Волчара застыл, настороженно наблюдая за согнутой в дугу, униженно склонённой к столу женщиной. Она была неподвижна. Молчание затягивалось и само по себе становилось жутким, и, когда Волчара, вновь ощутив прежний испуг, уже хотел ослабить свою хватку и отпустить Лярву, ему внезапно послышались тихие издаваемые ею звуки. Он прислушался, но не смог различить характер этих звуков своим затуманенным сознанием. Он даже не был уверен, что это слова, и засомневался, уж не шипит ли она там по-змеиному. Тогда он наклонил свою голову к её голове и, присмотревшись, понял, что она, прильнув лицом к столу вполоборота, косится на него спокойным широко раскрытым глазом и что-то бормочет.

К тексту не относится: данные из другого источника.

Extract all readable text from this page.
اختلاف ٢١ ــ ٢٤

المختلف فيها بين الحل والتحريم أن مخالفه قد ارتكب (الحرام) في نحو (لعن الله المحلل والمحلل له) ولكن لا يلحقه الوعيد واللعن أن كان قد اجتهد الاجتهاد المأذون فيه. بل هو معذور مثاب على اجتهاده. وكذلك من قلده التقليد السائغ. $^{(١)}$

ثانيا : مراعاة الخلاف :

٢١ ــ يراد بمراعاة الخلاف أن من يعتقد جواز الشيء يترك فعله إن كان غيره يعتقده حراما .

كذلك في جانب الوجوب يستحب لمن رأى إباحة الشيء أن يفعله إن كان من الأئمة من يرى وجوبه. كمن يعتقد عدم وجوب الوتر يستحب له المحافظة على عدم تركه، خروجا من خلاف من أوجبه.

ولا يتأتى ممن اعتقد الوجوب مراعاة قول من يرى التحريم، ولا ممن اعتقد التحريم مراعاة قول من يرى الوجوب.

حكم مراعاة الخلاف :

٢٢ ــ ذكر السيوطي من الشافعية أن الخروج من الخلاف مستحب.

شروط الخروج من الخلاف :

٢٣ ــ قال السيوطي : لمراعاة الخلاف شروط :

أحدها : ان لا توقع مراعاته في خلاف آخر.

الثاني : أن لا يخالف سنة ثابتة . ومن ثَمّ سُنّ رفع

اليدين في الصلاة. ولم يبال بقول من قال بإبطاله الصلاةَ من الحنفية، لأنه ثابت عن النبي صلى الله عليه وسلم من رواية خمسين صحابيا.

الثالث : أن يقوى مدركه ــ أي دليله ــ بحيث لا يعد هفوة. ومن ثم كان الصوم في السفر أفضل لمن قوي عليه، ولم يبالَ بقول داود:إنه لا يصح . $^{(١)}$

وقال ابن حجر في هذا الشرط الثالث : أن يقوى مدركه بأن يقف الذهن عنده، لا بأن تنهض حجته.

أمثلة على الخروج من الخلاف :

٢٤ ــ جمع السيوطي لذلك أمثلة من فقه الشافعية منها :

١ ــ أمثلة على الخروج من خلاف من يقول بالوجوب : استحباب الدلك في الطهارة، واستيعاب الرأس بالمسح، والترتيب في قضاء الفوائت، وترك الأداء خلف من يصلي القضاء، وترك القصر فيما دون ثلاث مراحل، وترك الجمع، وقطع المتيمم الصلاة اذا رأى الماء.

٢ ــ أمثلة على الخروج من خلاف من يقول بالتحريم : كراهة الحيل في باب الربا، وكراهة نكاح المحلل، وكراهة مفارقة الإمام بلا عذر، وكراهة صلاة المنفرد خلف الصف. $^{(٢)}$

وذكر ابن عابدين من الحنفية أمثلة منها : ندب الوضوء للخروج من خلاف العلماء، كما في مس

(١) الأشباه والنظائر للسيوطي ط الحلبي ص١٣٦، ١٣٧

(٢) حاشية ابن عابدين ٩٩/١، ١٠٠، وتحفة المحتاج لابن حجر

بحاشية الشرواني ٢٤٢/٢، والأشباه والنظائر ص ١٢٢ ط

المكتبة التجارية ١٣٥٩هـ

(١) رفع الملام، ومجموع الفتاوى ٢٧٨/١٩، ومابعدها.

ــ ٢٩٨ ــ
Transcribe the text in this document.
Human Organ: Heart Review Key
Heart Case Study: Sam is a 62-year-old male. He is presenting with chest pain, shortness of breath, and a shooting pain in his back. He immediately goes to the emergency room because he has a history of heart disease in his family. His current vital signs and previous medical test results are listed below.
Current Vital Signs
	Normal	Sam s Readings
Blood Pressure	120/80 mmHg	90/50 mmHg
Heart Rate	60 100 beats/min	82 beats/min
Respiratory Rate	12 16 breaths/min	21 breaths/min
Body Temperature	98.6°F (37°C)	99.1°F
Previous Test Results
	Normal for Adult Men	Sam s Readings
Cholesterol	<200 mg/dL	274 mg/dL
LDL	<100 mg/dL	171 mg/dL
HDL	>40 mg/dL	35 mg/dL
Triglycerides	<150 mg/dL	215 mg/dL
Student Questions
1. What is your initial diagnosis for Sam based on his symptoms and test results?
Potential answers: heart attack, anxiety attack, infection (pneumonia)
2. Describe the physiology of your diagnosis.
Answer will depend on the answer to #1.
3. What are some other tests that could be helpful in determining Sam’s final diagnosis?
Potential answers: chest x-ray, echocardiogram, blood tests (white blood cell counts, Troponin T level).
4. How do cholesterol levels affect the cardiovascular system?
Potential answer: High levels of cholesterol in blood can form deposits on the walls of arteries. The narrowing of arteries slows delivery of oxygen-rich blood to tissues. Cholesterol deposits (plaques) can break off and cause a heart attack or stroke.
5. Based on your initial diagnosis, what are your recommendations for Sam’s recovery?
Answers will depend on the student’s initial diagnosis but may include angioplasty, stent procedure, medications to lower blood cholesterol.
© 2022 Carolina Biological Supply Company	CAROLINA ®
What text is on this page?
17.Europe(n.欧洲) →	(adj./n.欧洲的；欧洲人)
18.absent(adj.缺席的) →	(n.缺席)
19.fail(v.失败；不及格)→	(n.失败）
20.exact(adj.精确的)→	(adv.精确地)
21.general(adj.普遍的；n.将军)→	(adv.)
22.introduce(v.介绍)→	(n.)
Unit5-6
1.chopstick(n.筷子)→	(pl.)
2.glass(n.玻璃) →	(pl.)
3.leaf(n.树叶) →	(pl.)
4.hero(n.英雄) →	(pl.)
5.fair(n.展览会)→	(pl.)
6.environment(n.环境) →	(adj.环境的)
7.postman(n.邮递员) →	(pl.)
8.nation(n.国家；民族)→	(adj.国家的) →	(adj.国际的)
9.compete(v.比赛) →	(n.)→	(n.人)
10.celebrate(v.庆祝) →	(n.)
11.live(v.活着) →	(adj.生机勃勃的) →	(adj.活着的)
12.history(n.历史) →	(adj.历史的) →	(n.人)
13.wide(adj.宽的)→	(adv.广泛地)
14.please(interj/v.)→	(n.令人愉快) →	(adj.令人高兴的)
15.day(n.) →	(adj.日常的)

– А? Чего? – спросил он неожиданно тонким, высоким, примиренческим голоском, будучи уже и сам не рад всей этой ситуации.
И здесь он наконец услышал её слова:
– Сколько? – свистяще прошелестела Лярва. – Сколько ты дашь мне за неё?
Он остолбенел и сначала не хотел верить собственным ушам, даже растерялся. Затем чувство победителя и уверенность в себе вернулись к нему, а с ними вместе прежним огнём заполыхала и запретная похоть.
– Тысячу! – выдохнул он. – Я дам тебе тысячу!
При этих словах рука его, сжимавшая её шею, расслабилась, и Лярва смогла распрямиться. Потирая раскрасневшуюся шею, на которой ещё белели отпечатки его пальцев, она повертела головой влево и вправо, издавая позвонками хрустящие звуки и не сводя неподвижного взгляда с лица Волчары, отчего ему опять стало не по себе. Мелькнула мысль: вдруг она сейчас нанесёт неожиданный и разящий удар по нему, например, удар топором, отчего череп его с мокрым чавканьем расколется на две красно-серые половины? Он беспокойно посмотрел на её руки: они были свободны и явно ничего не прятали. Но правая рука, как бы оправдывая его опасения, вдруг стала медленно подниматься в его сторону. Не понимая причины этого движения, он инстинктивно напряг свой живот, чувствуя, что начинает трезветь от опасности. Однако рука Лярвы не достигла его тела, но, согнувшись под прямым углом, повернулась ладонью вверх, обнаружив всего лишь желание получить деньги.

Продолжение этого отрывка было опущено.